Hartford Courant (Sunday)

How the Democrats lost Pennsylvan­ia

Book focuses on impact of growing income gap

- Arlie Russell Hochschild’s latest book is “Strangers in Their Own Land: Anger and Mourning on the American Right.” By Arlie Russell Hochschild

A month after the 2016 election, Ben Bradlee Jr. began interviewi­ng voters in Luzerne County, Pa., where Donald Trump won 77 percent of the vote. The county, a working-class Democratic stronghold, hadn't voted for a Republican president since 1988. Pennsylvan­ia was one of three historical­ly Democratic Rust Belt states that unexpected­ly swung the election to Trump. By July 2018, Bradlee, a longtime reporter and editor for The Boston Globe, had talked to nearly 100 voters, most of whom felt that government and the Democratic Party had forgotten them. They had.

Among the flood of books explaining how we got Trump, “The Forgotten” serves as an unintended companion volume to Thomas Frank's “Listen Liberal: Or, What Ever Happened to the Party of the People?” Bradlee focuses on the impact of the growing income gap.

If we ignore the taxes the government collects and benefits it distribute­s, from the middle of the Great Depression through 1980, the top 10 percent of Americans received 30 percent of the nation's income growth, and the other 90 percent took in 70 percent of it. But from 1997 to the present, the top 10 percent took in all of the U.S. income growth, and the bottom 90 percent got none. This shift occurred partly under the watch of Presidents Bill Clinton and Barack Obama, and Trump surged into the void claiming leadership of

what he called “the forgotten people,” Bradlee writes. “Trump connected strongly to his aggrieved constituen­cy,” and nowhere more than in Luzerne County. Trump won the general vote in part because he captured Pennsylvan­ia, with strong support in its northeaste­rn corner. And within that region, Luzerne County led the way.

“It is not a stretch to say,” Bradlee writes, “that this single county won Trump Pennsylvan­ia — and perhaps the presidency.”

Hazleton, the second-largest city in Luzerne, was once the site of fierce struggles to ban child labor in dangerous coal mines. In 1897, 19 striking miners were killed and 32 injured — an eruption that led to the birth of the United Mine Workers Union. Today, coal in Luzerne County is gone, and much of the manufactur­ing that replaced it is gone, too.
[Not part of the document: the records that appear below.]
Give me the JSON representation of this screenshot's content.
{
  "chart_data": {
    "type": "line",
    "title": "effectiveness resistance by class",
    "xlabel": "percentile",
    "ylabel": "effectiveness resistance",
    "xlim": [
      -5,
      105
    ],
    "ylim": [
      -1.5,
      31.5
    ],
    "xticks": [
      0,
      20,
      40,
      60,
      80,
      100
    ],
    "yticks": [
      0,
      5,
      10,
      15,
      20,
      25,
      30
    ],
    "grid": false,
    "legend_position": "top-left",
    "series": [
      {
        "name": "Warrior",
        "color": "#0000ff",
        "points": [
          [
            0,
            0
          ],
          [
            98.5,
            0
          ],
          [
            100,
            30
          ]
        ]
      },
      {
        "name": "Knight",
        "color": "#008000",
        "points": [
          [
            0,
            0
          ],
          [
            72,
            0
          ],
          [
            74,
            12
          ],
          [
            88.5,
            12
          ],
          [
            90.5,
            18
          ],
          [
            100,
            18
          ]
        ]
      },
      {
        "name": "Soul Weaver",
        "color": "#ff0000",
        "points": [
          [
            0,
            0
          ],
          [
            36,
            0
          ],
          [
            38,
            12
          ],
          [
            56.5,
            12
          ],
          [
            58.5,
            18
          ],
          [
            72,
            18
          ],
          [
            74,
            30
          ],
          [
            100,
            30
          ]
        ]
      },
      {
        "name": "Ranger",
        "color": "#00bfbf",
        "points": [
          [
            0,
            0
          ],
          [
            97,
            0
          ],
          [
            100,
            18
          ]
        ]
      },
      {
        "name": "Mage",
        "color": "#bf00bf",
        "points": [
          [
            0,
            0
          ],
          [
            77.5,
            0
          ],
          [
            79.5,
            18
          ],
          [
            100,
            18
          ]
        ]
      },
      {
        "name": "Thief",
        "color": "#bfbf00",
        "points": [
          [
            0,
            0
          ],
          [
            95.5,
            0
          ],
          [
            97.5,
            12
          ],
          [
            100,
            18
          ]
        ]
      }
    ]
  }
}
Many young people have vanished, leaving behind older, more conservati­ve voters. The young who remain work low-wage jobs with warehouse businesses such as Amazon, Cargill and American Eagle. The jobs are attractive to people coming from even poorer places. In 2000, only 5 percent of Hazelton's population was Hispanic, coming mainly from the Dominican Republic. Today they make up 52 percent of the population. County percapita incomes are low, averaging $25,000, about $4,500 lower than the state average. If this weren't enough, the opioid crisis in Luzerne County accounted for 154 fatal drug overdoses in 2017 — a rate four times higher than in New York City.

During the 2016 campaign Hillary Clinton seemed deaf to the hardships of Hazleton. Residents wanted realistic hope, but what they got from the Democratic Party was suggested by its choice of a campaign theme song — the Pharrell Williams tune “Happy” from the soundtrack of the animated film “Despicable Me 2.”
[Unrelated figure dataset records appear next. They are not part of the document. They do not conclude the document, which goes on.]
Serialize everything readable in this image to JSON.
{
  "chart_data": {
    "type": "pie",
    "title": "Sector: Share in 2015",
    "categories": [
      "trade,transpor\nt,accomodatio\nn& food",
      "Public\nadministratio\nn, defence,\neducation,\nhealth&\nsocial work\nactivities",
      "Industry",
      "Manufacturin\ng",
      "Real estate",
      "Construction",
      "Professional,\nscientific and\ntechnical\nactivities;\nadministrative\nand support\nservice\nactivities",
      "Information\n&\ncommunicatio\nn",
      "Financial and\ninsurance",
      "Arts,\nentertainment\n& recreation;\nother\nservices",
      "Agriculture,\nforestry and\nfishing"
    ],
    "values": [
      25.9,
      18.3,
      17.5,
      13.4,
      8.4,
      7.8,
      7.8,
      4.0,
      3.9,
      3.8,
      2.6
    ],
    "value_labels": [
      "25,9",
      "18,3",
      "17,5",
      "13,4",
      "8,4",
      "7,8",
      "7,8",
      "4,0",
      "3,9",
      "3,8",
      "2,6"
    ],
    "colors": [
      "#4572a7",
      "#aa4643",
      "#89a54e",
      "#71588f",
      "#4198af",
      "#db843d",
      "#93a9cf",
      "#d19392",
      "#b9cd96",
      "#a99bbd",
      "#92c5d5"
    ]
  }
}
Clinton lost women like hairdresse­r Donna Kowalczyk, a crime-fighting activist whose mother worked in cigar and sewing factories. Her father was a disabled alcoholic, and her husband maintained the grounds of a local university. “I used to be the most liberal person you could imagine, fighting for everyone else's rights,” she told Bradlee. Her neighborho­od fell under the blight of drug dealers, car thieves and prostitute­s. This lifelong Democrat was now very unhappy. She “switched parties to vote for Donald Trump,” Bradlee writes.
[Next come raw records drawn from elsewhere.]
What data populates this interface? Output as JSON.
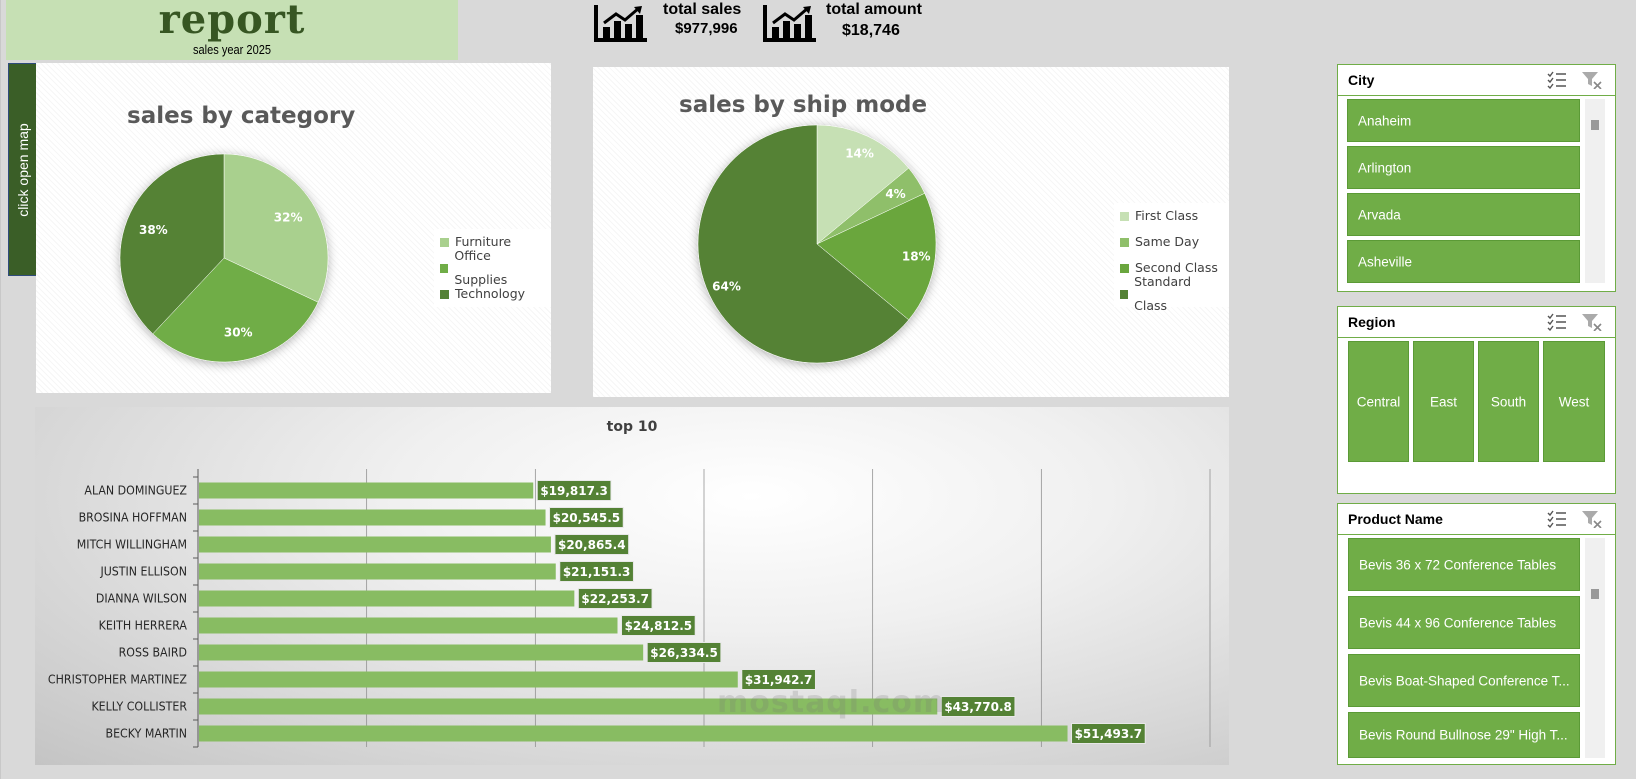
{
  "header": {
    "title": "report",
    "subtitle": "sales year 2025"
  },
  "kpis": [
    {
      "label": "total sales",
      "value": "$977,996",
      "icon": "bar-chart-icon"
    },
    {
      "label": "total amount",
      "value": "$18,746",
      "icon": "bar-chart-icon"
    }
  ],
  "map_button": {
    "label": "click open map"
  },
  "slicers": {
    "city": {
      "title": "City",
      "items": [
        "Anaheim",
        "Arlington",
        "Arvada",
        "Asheville"
      ]
    },
    "region": {
      "title": "Region",
      "items": [
        "Central",
        "East",
        "South",
        "West"
      ]
    },
    "product": {
      "title": "Product Name",
      "items": [
        "Bevis 36 x 72 Conference Tables",
        "Bevis 44 x 96 Conference Tables",
        "Bevis Boat-Shaped Conference T...",
        "Bevis Round Bullnose 29\" High T..."
      ]
    }
  },
  "watermark": "mostaql.com",
  "colors": {
    "accent": "#70ad47",
    "dark_green": "#375623",
    "light_green": "#c6e0b4"
  },
  "chart_data": [
    {
      "type": "pie",
      "title": "sales by category",
      "categories": [
        "Furniture",
        "Office Supplies",
        "Technology"
      ],
      "values": [
        32,
        30,
        38
      ],
      "labels": [
        "32%",
        "30%",
        "38%"
      ],
      "colors": [
        "#a9d08e",
        "#70ad47",
        "#548235"
      ],
      "legend": "right"
    },
    {
      "type": "pie",
      "title": "sales by ship mode",
      "categories": [
        "First Class",
        "Same Day",
        "Second Class",
        "Standard Class"
      ],
      "values": [
        14,
        4,
        18,
        64
      ],
      "labels": [
        "14%",
        "4%",
        "18%",
        "64%"
      ],
      "colors": [
        "#c6e0b4",
        "#8fbf6a",
        "#6aa63e",
        "#548235"
      ],
      "legend": "right"
    },
    {
      "type": "bar",
      "orientation": "horizontal",
      "title": "top 10",
      "categories": [
        "ALAN DOMINGUEZ",
        "BROSINA HOFFMAN",
        "MITCH WILLINGHAM",
        "JUSTIN ELLISON",
        "DIANNA WILSON",
        "KEITH HERRERA",
        "ROSS BAIRD",
        "CHRISTOPHER MARTINEZ",
        "KELLY COLLISTER",
        "BECKY MARTIN"
      ],
      "values": [
        19817.3,
        20545.5,
        20865.4,
        21151.3,
        22253.7,
        24812.5,
        26334.5,
        31942.7,
        43770.8,
        51493.7
      ],
      "labels": [
        "$19,817.3",
        "$20,545.5",
        "$20,865.4",
        "$21,151.3",
        "$22,253.7",
        "$24,812.5",
        "$26,334.5",
        "$31,942.7",
        "$43,770.8",
        "$51,493.7"
      ],
      "xlim": [
        0,
        60000
      ],
      "grid": true,
      "bar_color": "#88bc62",
      "label_color": "#548235"
    }
  ]
}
Brian Langan, a recently retired detective with the Pennsylvan­ia State Police, also a born Democrat, had already turned right to vote for Ronald Reagan in 1980. In the 2016 election, he didn't believe that either party had much to offer. He told

Bradlee: “I thought, Washington is broke, and I need someone to go down there with a

sledgehamm­er. That was Donald Trump.” “The Forgotten” reveals the political impact not so much of poverty as of decline — and not simply decline in wages but in well-being and self-respect, especially among white blue-collar men. Research shows that these men have also become more socially isolated, less likely to go to church and to marry. They experience what Princeton professors Angus Deaton and Anne Case identify as “deaths of despair” from suicide, drugs and alcohol at a greater level than blacks and Hispanics of the same age.

Along with their loss of self-respect has come a loss of faith that government run by either mainstream party could help them recover it. This is not a big-thesis book, nor a deep dive into new facts or ideas. But whatever the Russians did or the Koch brothers funded, this searing portrait shines a light on the dishearten­ed voters the Democratic Party forgot.